By the time Marilyn retired in 2012 after a 60-year career as a visiting nurse, program manager and later Queens regional vice president for VNSNY, new waves of immigrants had reshaped New York City’s ethnic landscape, and VNSNY had also evolved into a very different organization: It had grown dramatically over the years and become much more specialized, with a field staff that came to include rehabilitation therapists, social workers, home health aides, mental health workers and interdisciplinary hospice teams. Marilyn sees this evolution as a natural outgrowth of VNSNY’s mission. “We’ve always moved forward,” she says. “To be receptive to the community’s needs, you need to be embrace change.”

 

Looking back now on her sixty years with VNSNY, Marilyn sees a New York City that has become ever more diverse, and an organization that has diversified with it. “Today, the borough of Queens has the largest multiethnic community in the world,” she says. “To be able to deal with such disparate groups is quite a challenge, and I think VNSNY does that more effectively than any organization anywhere. We take care of people in their homes. That means we can’t ever separate those we’re caring for from their communities and their daily lives. What has made VNSNY special over the years is our flexibility and our philosophy of caring—our ability to keep moving forward, and continually develop new programs that are responsive to community needs. That, to me, is VNSNY in a nutshell.”

Marilyn with Michele Nation-Cupid, Assistant to the Regional Vice President for Home Care in Queens.

Got a question for Marilyn? We invite you to submit any questions you might have for Marilyn. Your inquiries will be passed along to her, and Marilyn’s replies will be posted as a special feature at the end of this series during National Nurses Week. Your questions can be emailed to Michael Delaney.

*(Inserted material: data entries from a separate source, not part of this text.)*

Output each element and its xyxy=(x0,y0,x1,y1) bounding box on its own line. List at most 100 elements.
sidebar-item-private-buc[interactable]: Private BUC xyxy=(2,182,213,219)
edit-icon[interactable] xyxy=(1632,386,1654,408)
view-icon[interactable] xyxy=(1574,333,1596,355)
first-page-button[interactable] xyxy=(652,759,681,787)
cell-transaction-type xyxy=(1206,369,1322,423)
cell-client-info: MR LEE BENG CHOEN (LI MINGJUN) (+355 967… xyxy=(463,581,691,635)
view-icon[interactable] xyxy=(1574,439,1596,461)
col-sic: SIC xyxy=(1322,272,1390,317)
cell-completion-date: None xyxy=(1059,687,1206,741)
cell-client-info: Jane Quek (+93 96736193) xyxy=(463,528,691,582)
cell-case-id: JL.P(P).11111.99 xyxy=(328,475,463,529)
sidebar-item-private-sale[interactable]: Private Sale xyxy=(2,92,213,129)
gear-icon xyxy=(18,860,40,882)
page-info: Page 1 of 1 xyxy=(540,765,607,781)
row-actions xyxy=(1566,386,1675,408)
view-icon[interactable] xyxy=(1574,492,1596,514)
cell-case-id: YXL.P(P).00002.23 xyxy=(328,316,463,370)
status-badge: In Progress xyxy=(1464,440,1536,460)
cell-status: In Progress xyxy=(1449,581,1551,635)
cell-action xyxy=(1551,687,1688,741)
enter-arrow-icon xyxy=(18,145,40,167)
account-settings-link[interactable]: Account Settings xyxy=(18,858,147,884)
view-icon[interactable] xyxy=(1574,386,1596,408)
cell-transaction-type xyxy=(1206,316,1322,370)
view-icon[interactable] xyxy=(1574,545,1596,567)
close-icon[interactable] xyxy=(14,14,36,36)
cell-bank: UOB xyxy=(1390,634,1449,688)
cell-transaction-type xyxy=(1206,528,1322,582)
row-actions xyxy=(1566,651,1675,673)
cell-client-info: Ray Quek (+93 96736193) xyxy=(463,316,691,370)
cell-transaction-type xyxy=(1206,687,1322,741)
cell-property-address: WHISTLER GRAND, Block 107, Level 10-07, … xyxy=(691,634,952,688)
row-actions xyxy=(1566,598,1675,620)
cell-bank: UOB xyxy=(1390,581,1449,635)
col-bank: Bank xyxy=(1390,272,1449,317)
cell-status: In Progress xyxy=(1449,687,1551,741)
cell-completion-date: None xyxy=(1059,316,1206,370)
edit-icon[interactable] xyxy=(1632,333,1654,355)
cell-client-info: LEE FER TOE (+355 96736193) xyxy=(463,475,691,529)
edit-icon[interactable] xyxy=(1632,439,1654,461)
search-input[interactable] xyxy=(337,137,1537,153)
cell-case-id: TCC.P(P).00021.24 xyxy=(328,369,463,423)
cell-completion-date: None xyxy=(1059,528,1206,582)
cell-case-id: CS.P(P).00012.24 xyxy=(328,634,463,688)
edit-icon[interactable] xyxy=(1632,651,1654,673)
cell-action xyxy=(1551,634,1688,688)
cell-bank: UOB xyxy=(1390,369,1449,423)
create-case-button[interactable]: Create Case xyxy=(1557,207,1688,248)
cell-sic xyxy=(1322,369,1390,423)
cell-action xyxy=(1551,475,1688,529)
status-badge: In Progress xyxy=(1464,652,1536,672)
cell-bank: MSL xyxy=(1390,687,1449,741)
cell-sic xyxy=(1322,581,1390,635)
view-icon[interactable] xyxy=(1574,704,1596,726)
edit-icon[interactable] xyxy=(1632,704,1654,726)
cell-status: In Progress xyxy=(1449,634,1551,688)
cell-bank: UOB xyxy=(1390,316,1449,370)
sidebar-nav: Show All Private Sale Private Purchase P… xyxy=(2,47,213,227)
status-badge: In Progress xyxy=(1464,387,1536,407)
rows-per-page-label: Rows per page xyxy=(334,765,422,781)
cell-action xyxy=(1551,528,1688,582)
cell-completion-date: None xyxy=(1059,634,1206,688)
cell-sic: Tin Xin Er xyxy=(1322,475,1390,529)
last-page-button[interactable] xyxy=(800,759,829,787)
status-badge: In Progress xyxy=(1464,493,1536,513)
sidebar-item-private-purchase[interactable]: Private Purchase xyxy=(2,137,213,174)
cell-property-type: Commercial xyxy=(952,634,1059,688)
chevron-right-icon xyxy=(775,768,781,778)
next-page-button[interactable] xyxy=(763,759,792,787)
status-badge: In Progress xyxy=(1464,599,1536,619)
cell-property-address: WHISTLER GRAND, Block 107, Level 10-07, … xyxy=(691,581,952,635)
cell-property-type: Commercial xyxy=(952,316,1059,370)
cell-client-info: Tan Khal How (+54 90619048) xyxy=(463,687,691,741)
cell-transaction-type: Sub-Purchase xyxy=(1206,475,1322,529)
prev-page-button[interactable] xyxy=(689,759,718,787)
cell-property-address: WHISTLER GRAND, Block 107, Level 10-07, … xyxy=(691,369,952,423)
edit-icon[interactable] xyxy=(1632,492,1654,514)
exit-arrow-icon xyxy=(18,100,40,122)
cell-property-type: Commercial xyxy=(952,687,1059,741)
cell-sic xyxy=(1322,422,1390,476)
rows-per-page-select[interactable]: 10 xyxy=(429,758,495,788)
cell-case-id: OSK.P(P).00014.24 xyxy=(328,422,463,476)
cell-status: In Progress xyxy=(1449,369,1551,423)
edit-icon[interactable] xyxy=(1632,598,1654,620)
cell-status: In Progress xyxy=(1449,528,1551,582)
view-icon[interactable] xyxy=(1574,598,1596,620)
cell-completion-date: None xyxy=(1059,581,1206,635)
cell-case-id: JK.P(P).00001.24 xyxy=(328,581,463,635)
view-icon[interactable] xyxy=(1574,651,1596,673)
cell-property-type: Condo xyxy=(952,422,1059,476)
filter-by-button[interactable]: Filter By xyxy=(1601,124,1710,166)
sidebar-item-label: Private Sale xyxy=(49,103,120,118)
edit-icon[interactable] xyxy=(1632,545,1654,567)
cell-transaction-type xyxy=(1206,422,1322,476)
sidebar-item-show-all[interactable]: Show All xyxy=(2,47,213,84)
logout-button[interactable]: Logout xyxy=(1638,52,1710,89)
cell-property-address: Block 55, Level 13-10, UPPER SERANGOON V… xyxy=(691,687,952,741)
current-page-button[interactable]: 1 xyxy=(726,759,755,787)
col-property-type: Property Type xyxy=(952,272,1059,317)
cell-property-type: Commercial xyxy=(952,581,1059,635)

From Marilyn’s collection of VNSNY pins (clockwise from left): The oval ID pin worn by VNSNY nurses in the 1950s, adapted from the original VNSNY nurses’ hats by famed fashion designer Lily Daché; a circular pin with the Chinese symbol “Brotherhood of Man,” developed by Lillian Wald and worn by VNSNY nurses starting in the early 20th century; a red VNSNY pin, introduced along with the redesigned VNSNY nurses’ uniforms in the 1970s; a pin produced to mark VNSNY’s centennial in 1993 that incorporates its current logo.